Monday, 10 November 2014

Rule No.94: Dating A Younger Guy Has Consequences

So I've decided that Americans think I'm old.

Mainly because I didn't get asked for ID once whilst in New York. NOT ONCE (this might not sound like a big thing for someone who is actually 26, but in America, particularly New York, they ID everyone. EVERYONE - but me).

To add to this, whenever we ordered a beer and a lemonade (beer for Archie, lemonade for me...I had a cold at the beginning of the holiday) they would give me the beer. EVERY TIME. 

I've also decided that they think Archie is a child, which is a bit of a kick in the teeth. Not only was I never ID'd, but Archie was even asked if he wanted a childs menu (slightly awkward).

Therefore, do they think I'M HIS PARENT?!? 

My usual bad luck continued in New York. Not that we let it bother us...you know the usual...get tickets for the top of the Rock and there wass 0% visibility, go to the New York library and the main room is closed, go to MOMA and the main exhibition is not on, go to Shake Shack and it's closed for five months... But, it's ok, I bought a Michael Kors coat and was given SEVENTY percent off by a confused shop assistant. Swings and roundabouts.

Anyway, I love 'real' New Yorkers, I'm not talking about the types that work on Wall Street, I'm talking about the REAL New Yorkers. The types that shout "you smell guuuud miss lady" as I walk past. The type that shout "DID YOU SEE THAAAT? I SEE THAAAT!" When a rat ran across the street. 

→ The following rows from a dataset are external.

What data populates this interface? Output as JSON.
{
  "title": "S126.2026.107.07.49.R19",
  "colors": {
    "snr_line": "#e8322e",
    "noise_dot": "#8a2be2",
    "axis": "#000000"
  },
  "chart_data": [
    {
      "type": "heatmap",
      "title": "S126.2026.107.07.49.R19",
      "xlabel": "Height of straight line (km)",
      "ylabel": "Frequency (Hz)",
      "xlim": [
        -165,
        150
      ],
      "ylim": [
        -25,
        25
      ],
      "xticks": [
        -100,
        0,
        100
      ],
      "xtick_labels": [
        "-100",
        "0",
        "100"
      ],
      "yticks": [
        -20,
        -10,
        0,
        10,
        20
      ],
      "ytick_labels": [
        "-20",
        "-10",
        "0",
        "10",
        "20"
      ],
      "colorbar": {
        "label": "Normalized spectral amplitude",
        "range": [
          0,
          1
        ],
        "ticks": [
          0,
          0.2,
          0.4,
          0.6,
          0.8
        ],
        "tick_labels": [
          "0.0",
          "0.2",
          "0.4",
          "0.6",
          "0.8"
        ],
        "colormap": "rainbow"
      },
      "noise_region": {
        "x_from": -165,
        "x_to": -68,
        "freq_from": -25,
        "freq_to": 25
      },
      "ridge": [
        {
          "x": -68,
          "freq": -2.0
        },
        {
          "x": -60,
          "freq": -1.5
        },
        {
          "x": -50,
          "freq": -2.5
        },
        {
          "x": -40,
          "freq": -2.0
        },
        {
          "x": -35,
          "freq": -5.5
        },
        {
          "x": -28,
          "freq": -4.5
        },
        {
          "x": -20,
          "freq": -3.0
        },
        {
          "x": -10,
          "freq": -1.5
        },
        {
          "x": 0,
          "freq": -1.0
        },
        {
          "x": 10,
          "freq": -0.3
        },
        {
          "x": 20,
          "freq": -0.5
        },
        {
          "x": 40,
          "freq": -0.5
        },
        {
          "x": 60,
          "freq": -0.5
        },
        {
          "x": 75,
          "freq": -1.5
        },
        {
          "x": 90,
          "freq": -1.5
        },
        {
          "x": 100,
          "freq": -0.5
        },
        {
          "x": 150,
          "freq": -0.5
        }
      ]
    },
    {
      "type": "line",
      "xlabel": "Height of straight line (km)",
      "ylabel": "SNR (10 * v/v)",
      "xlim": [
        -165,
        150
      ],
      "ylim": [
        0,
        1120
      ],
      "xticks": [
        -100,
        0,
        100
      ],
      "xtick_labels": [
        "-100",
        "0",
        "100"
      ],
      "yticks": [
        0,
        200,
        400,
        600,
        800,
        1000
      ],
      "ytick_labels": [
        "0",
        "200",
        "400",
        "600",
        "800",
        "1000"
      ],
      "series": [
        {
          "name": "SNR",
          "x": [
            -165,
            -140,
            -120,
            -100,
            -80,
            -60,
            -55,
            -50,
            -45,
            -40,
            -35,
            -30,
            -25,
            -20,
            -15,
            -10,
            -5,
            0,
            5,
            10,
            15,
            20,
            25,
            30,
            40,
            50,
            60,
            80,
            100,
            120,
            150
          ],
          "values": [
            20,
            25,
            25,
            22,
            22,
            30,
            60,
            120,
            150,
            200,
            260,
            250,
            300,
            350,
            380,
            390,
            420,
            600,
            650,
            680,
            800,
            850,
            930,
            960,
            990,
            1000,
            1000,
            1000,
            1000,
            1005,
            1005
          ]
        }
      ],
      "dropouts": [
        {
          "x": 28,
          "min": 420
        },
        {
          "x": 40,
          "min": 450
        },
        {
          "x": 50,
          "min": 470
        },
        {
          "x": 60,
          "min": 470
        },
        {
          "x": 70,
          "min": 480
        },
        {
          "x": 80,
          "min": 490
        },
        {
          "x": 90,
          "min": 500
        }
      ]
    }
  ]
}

I also love chicken and waffles with maple syrup. And pancakes with bacon and maple syrup. And tacos with shrimp. And big hotdogs. And just all tacos.

Talking about tacos, I also had quite a few people think I'm South American...people greeted me in shops with "ola" and when I responded "hello" in a British accent they looked like I'd just revealed I was from out of space.

A South American woman even picked me out on the subway to ask for directions in Spanish, I replied "sorry, I'm English" and she looked baffled - like I was actually a dinosaur, or something.

I felt disappointed that I wasn't living up to my looks. 

Since being back I've actually been quite chirpy. It definitely helped that I only had to work two days before it was the weekend and boy did I take advantage of the weekend. I woke up at 1.30pm and then left the flat without makeup and no bra to go to Sainsbury's...don't worry the braless boobs were hidden with a coat. 

I must say...not wearing a bra is only good when you're chilling on the sofa or in bed thouh. When you're walking it is NOT GOOD. I felt like I was being punched in the chest everytime I made a step. Never again.